Rehabilitation has become an increasingly prominent tool for cancer pain management. Generally speaking, rehabilitation may be defined as the process of restoration and maximization of quality of life through enhancing function and mitigating disability. A person's function is influenced by abilities and limitations, and includes domains of physical health, emotional status, intellect/cognition, vocation and vocational activity, social activity, and role fulfillment. The burden of pain is manifested in an individual through suffering but also through impaired function, activity, and alterations in social roles and self-image. Successful pain management can improve mobility, function, and quality of life. Pain management is an important component in the successful rehabilitation of the cancer patient.
Pain can limit one's function. Conversely, rehabilitation techniques help reduce and manage pain.
The pain management and functional improvement goals are never exclusive and frequently coexist for cancer patients throughout the course of the disease.

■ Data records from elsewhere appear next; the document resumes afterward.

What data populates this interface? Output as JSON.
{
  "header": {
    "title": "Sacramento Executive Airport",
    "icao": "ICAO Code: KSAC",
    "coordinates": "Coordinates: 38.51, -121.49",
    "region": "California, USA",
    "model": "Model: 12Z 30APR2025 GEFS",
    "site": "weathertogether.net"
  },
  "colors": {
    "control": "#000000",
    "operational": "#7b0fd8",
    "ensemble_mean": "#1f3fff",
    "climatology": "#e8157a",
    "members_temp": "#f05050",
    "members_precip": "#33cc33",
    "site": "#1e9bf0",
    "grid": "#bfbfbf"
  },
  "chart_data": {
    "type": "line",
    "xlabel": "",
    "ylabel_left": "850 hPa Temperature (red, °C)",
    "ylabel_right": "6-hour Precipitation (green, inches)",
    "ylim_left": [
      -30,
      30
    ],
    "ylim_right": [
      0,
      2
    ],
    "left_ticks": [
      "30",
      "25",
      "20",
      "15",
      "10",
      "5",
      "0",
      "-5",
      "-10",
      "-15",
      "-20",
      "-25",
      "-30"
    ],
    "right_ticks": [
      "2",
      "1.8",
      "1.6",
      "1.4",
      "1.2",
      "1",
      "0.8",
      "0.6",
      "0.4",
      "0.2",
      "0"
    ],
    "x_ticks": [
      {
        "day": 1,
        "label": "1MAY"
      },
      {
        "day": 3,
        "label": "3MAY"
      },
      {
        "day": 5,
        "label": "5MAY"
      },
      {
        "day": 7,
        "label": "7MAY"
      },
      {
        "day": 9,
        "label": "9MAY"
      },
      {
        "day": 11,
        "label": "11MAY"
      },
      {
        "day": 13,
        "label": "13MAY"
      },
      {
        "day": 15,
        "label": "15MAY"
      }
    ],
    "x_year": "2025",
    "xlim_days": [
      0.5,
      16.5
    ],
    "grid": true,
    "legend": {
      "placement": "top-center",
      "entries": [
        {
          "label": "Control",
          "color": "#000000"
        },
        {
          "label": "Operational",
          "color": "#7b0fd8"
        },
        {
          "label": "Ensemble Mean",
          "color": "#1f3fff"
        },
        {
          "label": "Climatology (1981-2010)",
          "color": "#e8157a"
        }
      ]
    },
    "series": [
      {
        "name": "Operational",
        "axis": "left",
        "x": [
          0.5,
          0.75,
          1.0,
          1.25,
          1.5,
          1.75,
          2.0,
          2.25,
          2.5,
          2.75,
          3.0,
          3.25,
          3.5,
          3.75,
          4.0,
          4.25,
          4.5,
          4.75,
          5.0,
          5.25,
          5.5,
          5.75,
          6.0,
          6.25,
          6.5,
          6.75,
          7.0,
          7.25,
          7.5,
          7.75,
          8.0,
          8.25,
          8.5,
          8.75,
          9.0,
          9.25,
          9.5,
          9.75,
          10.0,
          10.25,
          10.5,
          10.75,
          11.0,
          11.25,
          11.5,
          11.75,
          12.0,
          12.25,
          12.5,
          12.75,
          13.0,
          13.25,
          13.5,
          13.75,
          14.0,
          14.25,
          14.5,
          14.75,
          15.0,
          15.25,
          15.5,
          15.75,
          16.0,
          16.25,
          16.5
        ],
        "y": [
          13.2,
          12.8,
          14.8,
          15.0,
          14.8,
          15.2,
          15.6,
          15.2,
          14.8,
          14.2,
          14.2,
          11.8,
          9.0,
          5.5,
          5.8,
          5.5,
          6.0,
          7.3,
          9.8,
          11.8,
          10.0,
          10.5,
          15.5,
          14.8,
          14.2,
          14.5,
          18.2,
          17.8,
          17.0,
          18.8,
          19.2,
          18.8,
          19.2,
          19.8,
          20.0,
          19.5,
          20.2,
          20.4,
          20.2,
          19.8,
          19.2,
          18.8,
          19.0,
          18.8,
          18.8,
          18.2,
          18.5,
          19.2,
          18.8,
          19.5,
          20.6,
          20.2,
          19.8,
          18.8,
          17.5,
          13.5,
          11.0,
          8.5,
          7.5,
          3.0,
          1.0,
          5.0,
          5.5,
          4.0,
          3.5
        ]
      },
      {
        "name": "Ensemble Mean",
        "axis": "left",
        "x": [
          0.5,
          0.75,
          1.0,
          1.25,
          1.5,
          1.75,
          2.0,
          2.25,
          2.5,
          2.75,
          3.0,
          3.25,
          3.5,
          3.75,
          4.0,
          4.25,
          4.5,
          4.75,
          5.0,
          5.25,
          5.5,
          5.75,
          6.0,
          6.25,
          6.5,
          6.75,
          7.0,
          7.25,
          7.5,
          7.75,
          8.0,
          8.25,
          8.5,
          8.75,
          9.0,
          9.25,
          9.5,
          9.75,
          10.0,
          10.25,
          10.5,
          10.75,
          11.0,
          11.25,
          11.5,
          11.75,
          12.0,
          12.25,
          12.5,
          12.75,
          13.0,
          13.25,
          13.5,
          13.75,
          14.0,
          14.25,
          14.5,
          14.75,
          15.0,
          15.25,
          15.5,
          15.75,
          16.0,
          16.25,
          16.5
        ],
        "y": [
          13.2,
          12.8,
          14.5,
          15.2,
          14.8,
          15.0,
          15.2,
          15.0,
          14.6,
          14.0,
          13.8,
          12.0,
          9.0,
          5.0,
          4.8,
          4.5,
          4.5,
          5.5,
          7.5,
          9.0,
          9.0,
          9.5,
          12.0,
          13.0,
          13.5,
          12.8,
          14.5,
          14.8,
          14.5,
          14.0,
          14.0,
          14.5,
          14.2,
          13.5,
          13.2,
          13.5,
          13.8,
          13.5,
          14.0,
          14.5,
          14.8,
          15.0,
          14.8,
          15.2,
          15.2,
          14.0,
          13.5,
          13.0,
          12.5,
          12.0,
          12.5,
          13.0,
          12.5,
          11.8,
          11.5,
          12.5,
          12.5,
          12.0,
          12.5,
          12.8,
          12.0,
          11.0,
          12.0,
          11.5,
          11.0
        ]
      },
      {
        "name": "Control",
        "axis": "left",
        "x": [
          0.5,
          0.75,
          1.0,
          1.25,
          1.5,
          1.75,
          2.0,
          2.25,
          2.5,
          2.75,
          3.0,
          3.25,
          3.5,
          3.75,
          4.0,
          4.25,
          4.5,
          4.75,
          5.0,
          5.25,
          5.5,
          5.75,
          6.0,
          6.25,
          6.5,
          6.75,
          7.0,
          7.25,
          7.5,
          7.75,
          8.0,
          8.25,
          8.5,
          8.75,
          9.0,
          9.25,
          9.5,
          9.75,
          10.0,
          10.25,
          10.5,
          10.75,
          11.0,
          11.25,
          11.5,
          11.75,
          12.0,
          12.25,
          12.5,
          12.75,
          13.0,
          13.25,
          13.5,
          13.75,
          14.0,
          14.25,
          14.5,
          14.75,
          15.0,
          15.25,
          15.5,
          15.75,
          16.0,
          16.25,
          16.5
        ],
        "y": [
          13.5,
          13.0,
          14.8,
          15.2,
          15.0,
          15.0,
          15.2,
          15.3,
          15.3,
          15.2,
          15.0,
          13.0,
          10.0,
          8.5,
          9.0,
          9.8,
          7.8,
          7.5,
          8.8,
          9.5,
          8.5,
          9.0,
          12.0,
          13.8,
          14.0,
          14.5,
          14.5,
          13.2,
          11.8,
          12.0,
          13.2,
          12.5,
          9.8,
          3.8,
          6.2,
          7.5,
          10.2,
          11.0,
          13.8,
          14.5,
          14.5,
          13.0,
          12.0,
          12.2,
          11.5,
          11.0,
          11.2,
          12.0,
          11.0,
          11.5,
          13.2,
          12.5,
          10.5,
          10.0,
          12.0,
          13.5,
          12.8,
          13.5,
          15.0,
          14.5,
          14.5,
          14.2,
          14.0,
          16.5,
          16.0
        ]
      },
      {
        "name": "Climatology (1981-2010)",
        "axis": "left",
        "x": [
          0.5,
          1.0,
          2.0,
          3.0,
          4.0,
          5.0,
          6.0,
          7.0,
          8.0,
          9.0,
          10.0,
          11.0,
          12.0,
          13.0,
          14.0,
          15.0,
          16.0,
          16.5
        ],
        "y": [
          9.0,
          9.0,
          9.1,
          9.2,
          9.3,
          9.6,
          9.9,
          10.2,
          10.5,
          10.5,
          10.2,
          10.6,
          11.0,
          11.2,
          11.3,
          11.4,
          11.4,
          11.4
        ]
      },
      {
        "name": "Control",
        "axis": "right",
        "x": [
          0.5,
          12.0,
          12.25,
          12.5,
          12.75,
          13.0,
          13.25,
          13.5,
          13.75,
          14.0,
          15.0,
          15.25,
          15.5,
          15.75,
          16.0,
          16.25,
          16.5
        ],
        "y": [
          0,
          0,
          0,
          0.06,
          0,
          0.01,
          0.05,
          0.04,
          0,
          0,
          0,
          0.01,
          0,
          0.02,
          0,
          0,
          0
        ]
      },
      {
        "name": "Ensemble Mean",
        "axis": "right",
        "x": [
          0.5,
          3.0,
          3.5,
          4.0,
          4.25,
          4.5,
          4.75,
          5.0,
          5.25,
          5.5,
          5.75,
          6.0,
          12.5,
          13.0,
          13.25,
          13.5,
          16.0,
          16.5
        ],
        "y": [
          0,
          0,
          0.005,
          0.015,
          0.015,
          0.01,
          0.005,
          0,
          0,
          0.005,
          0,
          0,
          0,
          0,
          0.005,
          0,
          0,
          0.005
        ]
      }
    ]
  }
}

Functionally oriented efforts may involve the application of strengthening, coordination, balance, and other training exercises; use of therapeutic equipment; and adaptive education. This chapter focuses on interventions directed toward pain management. Some movement-based therapies are used for pain management, although their more frequently recognized benefits are strength, coordination, endurance, and balance.
The rehabilitation physician's expertise is based on musculoskeletal and neurological anatomy and pathophysiology. Rehabilitation has traditionally been viewed as an intervention used after a chronologically discrete onset of disability, such as may follow a cerebrovascular accident, traumatic spinal cord injury, or amputation.